「夢か現かの世界観」ジムノペディに乱れる ニックルさんの映画レビュー(感想・評価)
夢か現かの世界観
映画館のシーンで板尾が語るセリフがもし真実だとするならば。
つまり彼は、交通事故以来この世界が虚構なのか現実なのか分からなくなっている。そして彼は植物人間となった妻に水を注ぐ事が愛だと考えている。だが、人は簡単にはそんな風に清廉には生きられないものだ。
手持ちカメラによる揺らいだ視点、不条理にも発情した雌猫のように彼に寄ってくる不思議な女たち。こうした半分夢で、半分現実でという微妙な世界観に浸りながら彼の情事の行く末を見つめ続ける事は耽美である。

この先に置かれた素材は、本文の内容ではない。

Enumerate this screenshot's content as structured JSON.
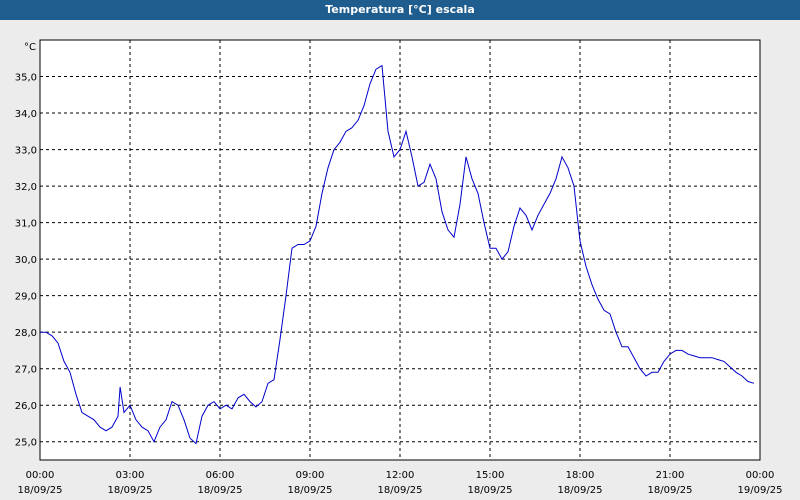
{
  "window": {
    "title": "Temperatura [°C] escala"
  },
  "chart_data": {
    "type": "line",
    "title": "Temperatura [°C] escala",
    "ylabel": "°C",
    "xlabel": "",
    "ylim": [
      24.5,
      36.0
    ],
    "xlim_hours": [
      0,
      24
    ],
    "grid": true,
    "y_ticks": [
      "25,0",
      "26,0",
      "27,0",
      "28,0",
      "29,0",
      "30,0",
      "31,0",
      "32,0",
      "33,0",
      "34,0",
      "35,0"
    ],
    "x_ticks": [
      {
        "time": "00:00",
        "date": "18/09/25"
      },
      {
        "time": "03:00",
        "date": "18/09/25"
      },
      {
        "time": "06:00",
        "date": "18/09/25"
      },
      {
        "time": "09:00",
        "date": "18/09/25"
      },
      {
        "time": "12:00",
        "date": "18/09/25"
      },
      {
        "time": "15:00",
        "date": "18/09/25"
      },
      {
        "time": "18:00",
        "date": "18/09/25"
      },
      {
        "time": "21:00",
        "date": "18/09/25"
      },
      {
        "time": "00:00",
        "date": "19/09/25"
      }
    ],
    "series": [
      {
        "color": "#0000cc",
        "x": [
          0.0,
          0.2,
          0.4,
          0.6,
          0.8,
          1.0,
          1.2,
          1.4,
          1.6,
          1.8,
          2.0,
          2.2,
          2.4,
          2.6,
          2.67,
          2.8,
          3.0,
          3.2,
          3.4,
          3.6,
          3.8,
          4.0,
          4.2,
          4.4,
          4.6,
          4.8,
          5.0,
          5.2,
          5.4,
          5.6,
          5.8,
          6.0,
          6.2,
          6.4,
          6.6,
          6.8,
          7.0,
          7.2,
          7.4,
          7.6,
          7.8,
          8.0,
          8.2,
          8.4,
          8.6,
          8.8,
          9.0,
          9.2,
          9.4,
          9.6,
          9.8,
          10.0,
          10.2,
          10.4,
          10.6,
          10.8,
          11.0,
          11.2,
          11.4,
          11.6,
          11.8,
          12.0,
          12.2,
          12.4,
          12.6,
          12.8,
          13.0,
          13.2,
          13.4,
          13.6,
          13.8,
          14.0,
          14.2,
          14.4,
          14.6,
          14.8,
          15.0,
          15.2,
          15.4,
          15.6,
          15.8,
          16.0,
          16.2,
          16.4,
          16.6,
          16.8,
          17.0,
          17.2,
          17.4,
          17.6,
          17.8,
          18.0,
          18.2,
          18.4,
          18.6,
          18.8,
          19.0,
          19.2,
          19.4,
          19.6,
          19.8,
          20.0,
          20.2,
          20.4,
          20.6,
          20.8,
          21.0,
          21.2,
          21.4,
          21.6,
          21.8,
          22.0,
          22.2,
          22.4,
          22.6,
          22.8,
          23.0,
          23.2,
          23.4,
          23.6,
          23.8
        ],
        "y": [
          28.0,
          28.0,
          27.9,
          27.7,
          27.2,
          26.9,
          26.3,
          25.8,
          25.7,
          25.6,
          25.4,
          25.3,
          25.4,
          25.7,
          26.5,
          25.8,
          26.0,
          25.6,
          25.4,
          25.3,
          25.0,
          25.4,
          25.6,
          26.1,
          26.0,
          25.6,
          25.1,
          24.95,
          25.7,
          26.0,
          26.1,
          25.9,
          26.0,
          25.9,
          26.2,
          26.3,
          26.1,
          25.95,
          26.1,
          26.6,
          26.7,
          27.8,
          29.0,
          30.3,
          30.4,
          30.4,
          30.5,
          30.9,
          31.8,
          32.5,
          33.0,
          33.2,
          33.5,
          33.6,
          33.8,
          34.2,
          34.8,
          35.2,
          35.3,
          33.5,
          32.8,
          33.0,
          33.5,
          32.8,
          32.0,
          32.1,
          32.6,
          32.2,
          31.3,
          30.8,
          30.6,
          31.5,
          32.8,
          32.2,
          31.8,
          31.0,
          30.3,
          30.3,
          30.0,
          30.2,
          30.9,
          31.4,
          31.2,
          30.8,
          31.2,
          31.5,
          31.8,
          32.2,
          32.8,
          32.5,
          32.0,
          30.5,
          29.8,
          29.3,
          28.9,
          28.6,
          28.5,
          28.0,
          27.6,
          27.6,
          27.3,
          27.0,
          26.8,
          26.9,
          26.9,
          27.2,
          27.4,
          27.5,
          27.5,
          27.4,
          27.35,
          27.3,
          27.3,
          27.3,
          27.25,
          27.2,
          27.05,
          26.9,
          26.8,
          26.65,
          26.6
        ]
      }
    ]
  }
}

いい意味でそれだけの映画だが、実はこれは彼の死後の世界の話でね、彼は延々とこの奥さんへの憎悪と果てられない情交を輪廻しているんだよと言われても納得できそうな話だ。
誤解して欲しくないのは、現実だったとしても板尾みたいな心ここにないような男は何故かモテる。
板尾の奥さんが植物状態である事は伏せられたまま、何故か板尾がモテ続けるのに最後まで事を終えることができないという謎をかけたまま物語は淡々と進む。このヨーロッパ映画のような構成は鑑賞する人を選ぶだろうけれど。